Very thought provoking. I agree, the evening meal is an integral part of my day...although I hadn't really thought about it until now.

will said...

There's theory that the domestication of dogs was of evolutionary value to humans. First, all dogs have descended from wolves so the first domestic dogs were some snarling critters.

They were protective of small groups of humans, with keen eyes they could see further and thus warn of dangers. Ditto their sense of smell.

And what idiot would want to rob or hurt a group of humans camping in open country when fierce dogs were there? This oneupmanship permitted better sleep, safer passage during migrations, etc.

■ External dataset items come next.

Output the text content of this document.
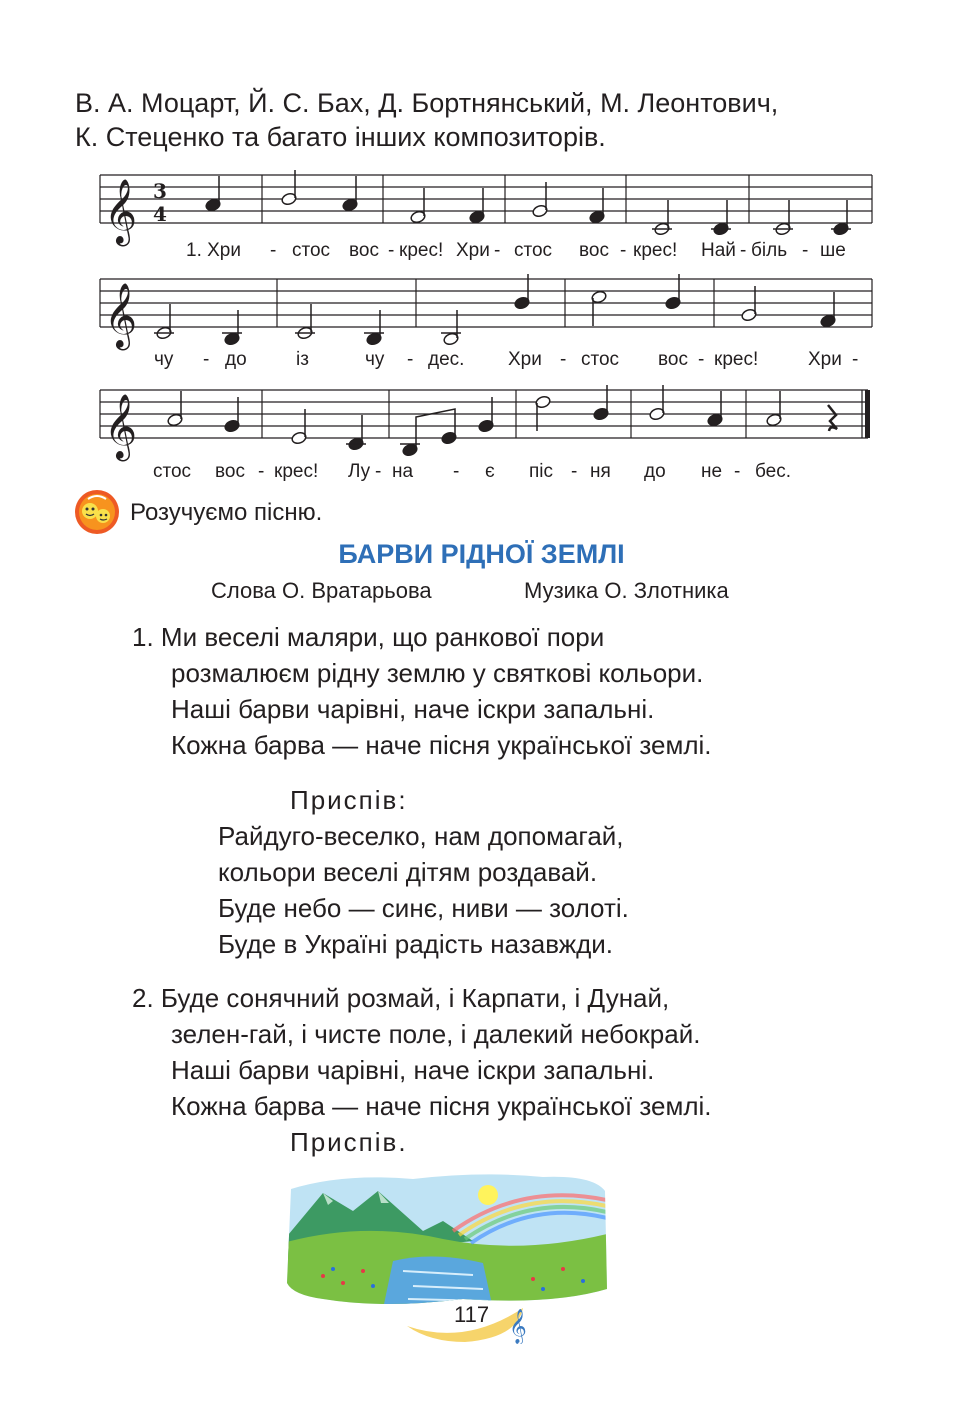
В. А. Моцарт, Й. С. Бах, Д. Бортнянський, М. Леонтович,
К. Стеценко та багато інших композиторів.
𝄞 3
4
1. Хри - стос вос - крес! Хри - стос вос - крес! Най - біль - ше
𝄞
чу - до	із	чу - дес. Хри - стос вос - крес!	Хри -
𝄞
стос вос - крес! Лу - на - є піс - ня до не - бес.
Розучуємо пісню.
БАРВИ РІДНОЇ ЗЕМЛІ
Слова О. Вратарьова	Музика О. Злотника
1. Ми веселі маляри, що ранкової пори
розмалюєм рідну землю у святкові кольори.
Наші барви чарівні, наче іскри запальні.
Кожна барва — наче пісня української землі.
Приспів:
Райдуго-веселко, нам допомагай,
кольори веселі дітям роздавай.
Буде небо — синє, ниви — золоті.
Буде в Україні радість назавжди.
2. Буде сонячний розмай, і Карпати, і Дунай,
зелен-гай, і чисте поле, і далекий небокрай.
Наші барви чарівні, наче іскри запальні.
Кожна барва — наче пісня української землі.
Приспів.
117 𝄞
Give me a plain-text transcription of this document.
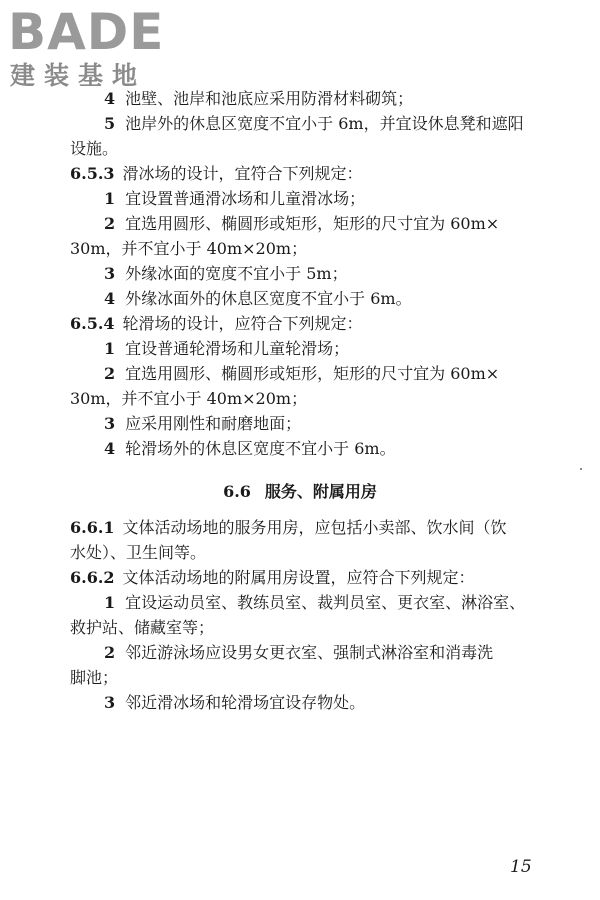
BADE
建装基地
4 池壁、池岸和池底应采用防滑材料砌筑；
5 池岸外的休息区宽度不宜小于 6m，并宜设休息凳和遮阳
设施。
6.5.3 滑冰场的设计，宜符合下列规定：
1 宜设置普通滑冰场和儿童滑冰场；
2 宜选用圆形、椭圆形或矩形，矩形的尺寸宜为 60m×
30m，并不宜小于 40m×20m；
3 外缘冰面的宽度不宜小于 5m；
4 外缘冰面外的休息区宽度不宜小于 6m。
6.5.4 轮滑场的设计，应符合下列规定：
1 宜设普通轮滑场和儿童轮滑场；
2 宜选用圆形、椭圆形或矩形，矩形的尺寸宜为 60m×
30m，并不宜小于 40m×20m；
3 应采用刚性和耐磨地面；
4 轮滑场外的休息区宽度不宜小于 6m。
6.6 服务、附属用房
6.6.1 文体活动场地的服务用房，应包括小卖部、饮水间（饮
水处）、卫生间等。
6.6.2 文体活动场地的附属用房设置，应符合下列规定：
1 宜设运动员室、教练员室、裁判员室、更衣室、淋浴室、
救护站、储藏室等；
2 邻近游泳场应设男女更衣室、强制式淋浴室和消毒洗
脚池；
3 邻近滑冰场和轮滑场宜设存物处。
15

So I suppose it was dogs who provided the extra time for humans to learn how to eat better.

Dogs, human's best friends.

Char said...

uh, what?

meat good

Unknown said...

Not in my house: the man cooks! Although it may be more out of necessity than anything else, as I must confess that cooking bores me so I don't do it unless I really have to, or unless I have a whole day to prepare something special, then I enjoy it!
(I hope you're still talking to me after that confession.)
Anyway, the idea of cooking pushing evolution is very interesting, so maybe I should rethink my non cooking?

Snap said...

Loved this post, but you talked to my cultural anthro background! Not too long ago I read "The Best Thing I Ever Taster: The Secret of Food" by Sallie Tisdale. I decided to read it because it is used as a textbook in a college English class that I used to give tours of the museum for/with (Food and Feasting in art -- fun!). I decided that it might be a good thing if I read one of the books they were using in class to see how *far off* my tours were (I did a pretty good job tying in to their class -- another story). Back to the book -- well done and interesting look on *modern foods*, advertising, frozen foods, television.One of my favorite partial quotes: ... "Food fills many empty spaces. It can be symbolic, mythic, even archetypal - and nothing special. How we feel about food is how we feel about our own lives ....." I've added the book to the bookcase holding the cookbooks. Tisdale is a Buddhist and has written on women in Buddhism (also interesting). I got carried away, didn't I?!!!!!!!

PS ... Love Sabin's monocules!

Snap said...

PS ... That should be "The Best Thing I Ever TASTED" ... argggghhh.